James Lovelock has always cherished the freedom to follow his own ideas (March 27, 2013 New Statesman)

Update: A Feb. 20, 2014 CBC article is entitled: “Are we doomed? Elizabeth Kolbert explains why the world might be in the midst of a major mass extinction.” 

An excerpt from the article reads:

  • Although climate change is caused by things that most of us in the developed world think of as ordinary, geologically speaking, the way we live is extraordinary. “Climate change is caused by things we consider to be extremely ordinary – driving our cars, turning on lights, having power plants, all the ways that we use fossil fuels,” said Kolbert. “We consider them to be very ordinary, but in the grand scheme of things it’s really actually very extraordinary to take a geological process, which is the formation of fossil fuels, which took hundreds of millions of years, and then reverse very quickly, so we’re sort of running geological history in reverse and at a very high speed by burning all these fossil fuels and putting that CO2 back into the atmosphere. And that is changing the climate very significantly and very quickly.”

[End of excerpt]

[End of update]

 

A March 27, 2013 New Statesman article, which I found at James Lovelock’s website, is entitled: “James Lovelock: A man for all seasons.”

The subtitle reads: “The guru of Gaia is a maverick environmentalist who supports fracking and nuclear power. Does he believe the human race has a future?”

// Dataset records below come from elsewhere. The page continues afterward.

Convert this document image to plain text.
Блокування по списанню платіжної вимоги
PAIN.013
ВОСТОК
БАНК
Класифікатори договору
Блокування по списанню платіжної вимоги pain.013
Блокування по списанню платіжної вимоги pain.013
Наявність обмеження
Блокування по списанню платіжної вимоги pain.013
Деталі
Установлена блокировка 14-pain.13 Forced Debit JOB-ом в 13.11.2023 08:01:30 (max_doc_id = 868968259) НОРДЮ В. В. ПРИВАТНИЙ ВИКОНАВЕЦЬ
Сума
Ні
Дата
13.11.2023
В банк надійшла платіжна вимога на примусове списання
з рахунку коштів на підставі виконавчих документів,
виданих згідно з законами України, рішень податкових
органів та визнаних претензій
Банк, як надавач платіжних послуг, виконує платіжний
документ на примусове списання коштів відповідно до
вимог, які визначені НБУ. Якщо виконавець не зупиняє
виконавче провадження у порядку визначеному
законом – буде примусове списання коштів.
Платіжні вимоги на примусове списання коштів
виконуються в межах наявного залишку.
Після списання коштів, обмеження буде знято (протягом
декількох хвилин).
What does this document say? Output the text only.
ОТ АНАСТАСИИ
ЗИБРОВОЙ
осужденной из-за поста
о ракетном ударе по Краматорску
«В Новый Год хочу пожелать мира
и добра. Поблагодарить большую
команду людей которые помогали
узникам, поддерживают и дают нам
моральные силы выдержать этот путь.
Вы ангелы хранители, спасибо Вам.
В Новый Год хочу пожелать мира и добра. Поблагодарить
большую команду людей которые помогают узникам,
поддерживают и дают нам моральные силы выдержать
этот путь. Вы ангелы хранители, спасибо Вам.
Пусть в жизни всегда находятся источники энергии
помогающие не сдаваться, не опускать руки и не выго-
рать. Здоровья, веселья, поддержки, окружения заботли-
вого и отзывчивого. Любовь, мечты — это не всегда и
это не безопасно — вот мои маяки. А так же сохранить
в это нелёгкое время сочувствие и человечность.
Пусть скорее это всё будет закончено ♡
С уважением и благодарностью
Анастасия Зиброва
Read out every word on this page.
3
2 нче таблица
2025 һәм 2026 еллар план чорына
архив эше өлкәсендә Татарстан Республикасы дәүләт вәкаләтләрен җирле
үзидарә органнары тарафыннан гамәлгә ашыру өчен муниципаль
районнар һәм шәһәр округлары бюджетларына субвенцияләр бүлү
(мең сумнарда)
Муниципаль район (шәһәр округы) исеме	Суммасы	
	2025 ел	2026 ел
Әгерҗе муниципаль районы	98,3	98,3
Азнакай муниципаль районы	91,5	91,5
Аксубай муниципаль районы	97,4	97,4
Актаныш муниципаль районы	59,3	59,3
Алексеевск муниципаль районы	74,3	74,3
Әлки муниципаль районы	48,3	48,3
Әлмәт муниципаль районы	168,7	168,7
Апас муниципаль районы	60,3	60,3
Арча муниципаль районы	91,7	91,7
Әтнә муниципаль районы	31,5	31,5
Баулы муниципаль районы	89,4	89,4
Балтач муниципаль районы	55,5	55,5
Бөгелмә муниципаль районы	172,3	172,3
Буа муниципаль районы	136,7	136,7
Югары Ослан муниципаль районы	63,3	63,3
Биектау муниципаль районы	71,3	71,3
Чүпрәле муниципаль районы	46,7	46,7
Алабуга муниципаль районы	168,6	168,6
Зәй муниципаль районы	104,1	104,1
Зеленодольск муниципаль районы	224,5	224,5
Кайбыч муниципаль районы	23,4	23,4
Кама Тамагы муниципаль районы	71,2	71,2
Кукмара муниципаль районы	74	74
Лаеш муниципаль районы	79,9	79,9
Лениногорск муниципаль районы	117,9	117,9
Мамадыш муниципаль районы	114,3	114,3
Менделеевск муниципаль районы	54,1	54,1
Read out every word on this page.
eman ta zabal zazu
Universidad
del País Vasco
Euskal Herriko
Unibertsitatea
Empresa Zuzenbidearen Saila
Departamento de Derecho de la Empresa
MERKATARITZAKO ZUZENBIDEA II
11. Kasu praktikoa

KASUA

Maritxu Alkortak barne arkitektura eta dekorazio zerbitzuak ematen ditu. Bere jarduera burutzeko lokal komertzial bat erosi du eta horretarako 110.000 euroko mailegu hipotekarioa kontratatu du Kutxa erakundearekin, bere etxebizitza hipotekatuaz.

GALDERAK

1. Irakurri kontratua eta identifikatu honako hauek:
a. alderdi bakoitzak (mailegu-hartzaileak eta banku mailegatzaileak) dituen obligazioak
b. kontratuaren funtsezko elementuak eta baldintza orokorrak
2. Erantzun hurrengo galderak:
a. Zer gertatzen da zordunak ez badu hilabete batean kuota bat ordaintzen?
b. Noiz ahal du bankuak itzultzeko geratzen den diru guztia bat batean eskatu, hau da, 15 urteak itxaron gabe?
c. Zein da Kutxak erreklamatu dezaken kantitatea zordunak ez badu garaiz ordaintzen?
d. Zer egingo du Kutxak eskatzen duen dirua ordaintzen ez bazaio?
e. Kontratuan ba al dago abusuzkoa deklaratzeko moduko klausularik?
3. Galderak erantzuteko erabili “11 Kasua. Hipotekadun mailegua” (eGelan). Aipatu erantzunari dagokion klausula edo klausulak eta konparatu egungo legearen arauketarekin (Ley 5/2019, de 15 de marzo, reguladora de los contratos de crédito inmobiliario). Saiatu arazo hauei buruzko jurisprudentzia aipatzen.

The opening paragraphs read:

  • A resolute independence has shaped James Lovelock’s life as a scientist. On the occasions over the past decade or so when I visited him at his home in a remote and wooded part of Devon to discuss his work and share our thoughts, I found him equipped with a mass of books and papers and a small outhouse where he was able to perform experiments and devise the inventions that have supported him through much of his long career. That is all he needed to carry on his work as an independent scientist. Small but sturdily built, often laughing, animated and highly sociable, he is, at the age of 93, far from being any kind of recluse. But he has always resisted every kind of groupthink, and followed his own line of inquiry.
  • At certain points in his life Lovelock worked in large organisations. In 1941, he took up a post as a junior scientist at the National Institute for Medical Research, an offshoot of the Medical Research Council, and in 1961 he was invited to America to join a group of scientists interested in exploring the moon who were based at the National Aeronautics and Space Administration (Nasa). It was during his time at Nasa that Lovelock had the first inklings of what would become the Gaia theory – according to which the earth is a planet that behaves like a living being, controlling its surface and atmosphere to keep the environment hospitable to life. He has since worked closely with other scientists, including his former doctoral student Andrew Watson, who is now a professor of environmental science, and the late American microbiologist Lynn Margulis, in developing the theory.
  • Lovelock has always cherished the freedom to follow his own ideas and stood aside from institutions in which science is conducted as a vast collective enterprise. Partly this is an expression of his ingrained individualism, but it also reflects his radically empiricist view of science as a direct engagement with the world and his abiding mistrust of consensual thinking. In these and other respects, he has more in common with thinkers such as Darwin and Einstein, who were able to transform our view of the world because they did not work under any kind of external direction, than he does with most of the scientists who are at work today.

[End of excerpt]

“Enjoy life while you can”

A March 1, 2008 Guardian article is entitled: “James Lovelock: ‘enjoy life while you can: in 20 years global warming will hit the fan.'”

The subhead reads: “The climate science maverick believes catastrophe is inevitable, carbon offsetting is a joke and ethical living a scam. So what would he do?”

The opening paragraphs read:

  • In 1965 executives at Shell wanted to know what the world would look like in the year 2000. They consulted a range of experts, who speculated about fusion-powered hovercrafts and “all sorts of fanciful technological stuff”. When the oil company asked the scientist James Lovelock, he predicted that the main problem in 2000 would be the environment. “It will be worsening then to such an extent that it will seriously affect their business,” he said.
  • “And of course,” Lovelock says, with a smile 43 years later, “that’s almost exactly what’s happened.”
  • Lovelock has been dispensing predictions from his one-man laboratory in an old mill in Cornwall since the mid-1960s, the consistent accuracy of which have earned him a reputation as one of Britain’s most respected – if maverick – independent scientists. Working alone since the age of 40, he invented a device that detected CFCs, which helped detect the growing hole in the ozone layer, and introduced the Gaia hypothesis, a revolutionary theory that the Earth is a self-regulating super-organism. Initially ridiculed by many scientists as new age nonsense, today that theory forms the basis of almost all climate science.